Following the sale of Sunshine Gas, Gilby and his team immediately began scouring the world for a new project. Africa, particularly Botswana, stood out for having “attractive geology”, a “need for new energy supplies” and a government “doing everything it can to encourage the gas industry,” says Gilby.
He co-founded Tlou Energy in 2009, using capital raised from ex-Sunshine Gas shareholders to help fund initial exploration in central Botswana. The start-up spent AU$40 million on drilling and infrastructure before making its IPO, achieving a valuable head start. It drilled 70 wells and established a modern field camp in the middle of the Kalahari Desert, training up and employing local people.

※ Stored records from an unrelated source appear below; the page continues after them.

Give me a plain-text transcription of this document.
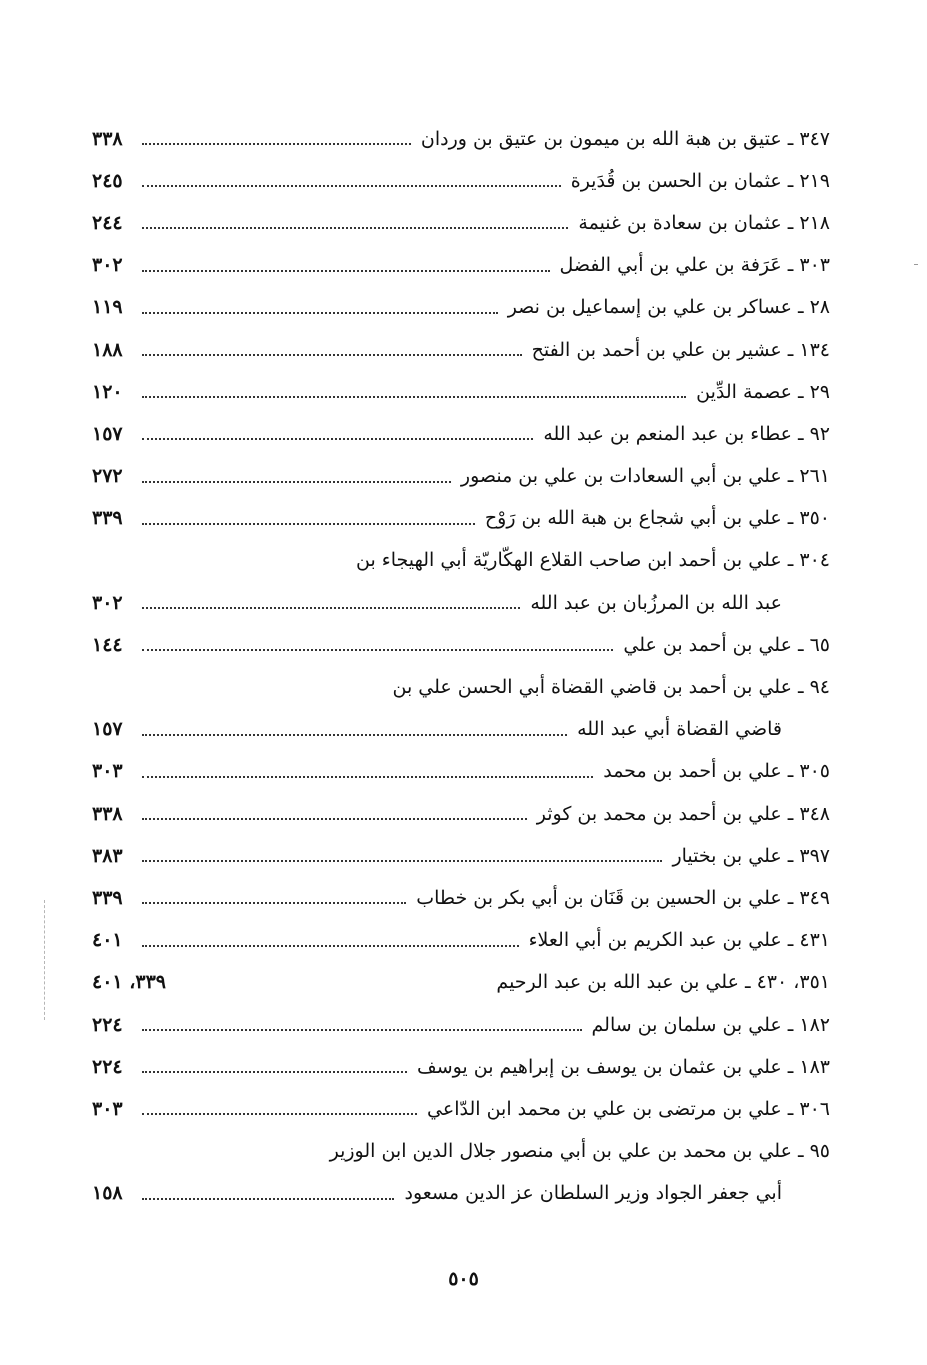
٣٤٧ ـ عتيق بن هبة الله بن ميمون بن عتيق بن وردان
٣٣٨
٢١٩ ـ عثمان بن الحسن بن قُدَيرة
٢٤٥
٢١٨ ـ عثمان بن سعادة بن غنيمة
٢٤٤
٣٠٣ ـ عَرَفة بن علي بن أبي الفضل
٣٠٢
٢٨ ـ عساكر بن علي بن إسماعيل بن نصر
١١٩
١٣٤ ـ عشير بن علي بن أحمد بن الفتح
١٨٨
٢٩ ـ عصمة الدِّين
١٢٠
٩٢ ـ عطاء بن عبد المنعم بن عبد الله
١٥٧
٢٦١ ـ علي بن أبي السعادات بن علي بن منصور
٢٧٢
٣٥٠ ـ علي بن أبي شجاع بن هبة الله بن رَوْح
٣٣٩
٣٠٤ ـ علي بن أحمد ابن صاحب القلاع الهكّاريّة أبي الهيجاء بن
عبد الله بن المرزُبان بن عبد الله
٣٠٢
٦٥ ـ علي بن أحمد بن علي
١٤٤
٩٤ ـ علي بن أحمد بن قاضي القضاة أبي الحسن علي بن
قاضي القضاة أبي عبد الله
١٥٧
٣٠٥ ـ علي بن أحمد بن محمد
٣٠٣
٣٤٨ ـ علي بن أحمد بن محمد بن كوثر
٣٣٨
٣٩٧ ـ علي بن بختيار
٣٨٣
٣٤٩ ـ علي بن الحسين بن قَنَان بن أبي بكر بن خطاب
٣٣٩
٤٣١ ـ علي بن عبد الكريم بن أبي العلاء
٤٠١
٣٥١، ٤٣٠ ـ علي بن عبد الله بن عبد الرحيم
٣٣٩، ٤٠١
١٨٢ ـ علي بن سلمان بن سالم
٢٢٤
١٨٣ ـ علي بن عثمان بن يوسف بن إبراهيم بن يوسف
٢٢٤
٣٠٦ ـ علي بن مرتضى بن علي بن محمد ابن الدّاعي
٣٠٣
٩٥ ـ علي بن محمد بن علي بن أبي منصور جلال الدين ابن الوزير
أبي جعفر الجواد وزير السلطان عز الدين مسعود
١٥٨
٥٠٥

“With our 70-well database we’re very advanced – beyond the exploration stage and into early appraisal,” Gilby explains. “Our IPO in April raised an additional $10 million for carrying out the appraisal well drilling. That is a really big uplift stage for these sorts of projects because they result in gas flows and reserves, which will be very valuable in southern Africa.”
Tlou expects to achieve its first commercial gas flows towards the end of this year, and its first reserve booking in the first half of 2014. The company hopes to begin producing gas there in 2015.
Elsewhere in Africa
Tlou Energy also has interest in the African countries of Zimbabwe, Tanzania and Mozambique. The company selected these countries for their attractive geologies, but none of them can match Botswana’s low risk. “Botswana has the best geology combined with the best economics for commercial development, and that comes from having a very supportive and Western-style, democratic government,” says Gilby. “Evidence points to Botswana being lower risk than Australia.”
Tanzania boasts a huge population with a substantial need for new energy sources, but is a more bureaucratic country with which to do business, he explains. Zimbabwe has huge potential but has political issues at the moment. Mozambique’s geology is stunning, but its history as a Portuguese colony makes the legal system more challenging to navigate.
“Botswana, Zimbabwe and Tanzania all have government regulations that use the same wording and approach as those in Australia – it’s like I’m dealing with Queensland 10 years ago,” Gilby remarks. “In comparison, Mozambique has a different language, a different legal system, a different governmental system, and had a civil war for many years.
“So it’s necessarily more difficult, logistically, to do business there. But the prize is very great in Mozambique so we would like to produce gas there eventually, helping it meet its energy requirements.”
In terms of progress, Tlou has two awarded permits and one pending in Zimbabwe; applications in Tanzania; and is still identifying acreage positions in Mozambique.
Tlou has a clear view of where it’s heading next. Achieving commercial gas flows and a reserve booking within the next 12 months will prove its real value to the market. After that, it seeks to go into production in Botswana to supply gas to the Orapa power station. “Orapa supplies electrical power for diamond production, which is Botswana’s biggest export,” Gilby explains. “It’s currently running 100% on diesel, which is very expensive for the country.
“Achieving that near-term objective in Botswana will make us a very large company,” he adds. “Our shareholders will do very well out of the achievement of the near-term objective alone.”
Longer term, Tlou seeks to establish further gas reserves and continue to grow the country’s supply of gas-generated electricity. Eventually, it hopes to replicate in another country what it achieves in Botswana, which, at this point, looks set to be a revolution in power generation.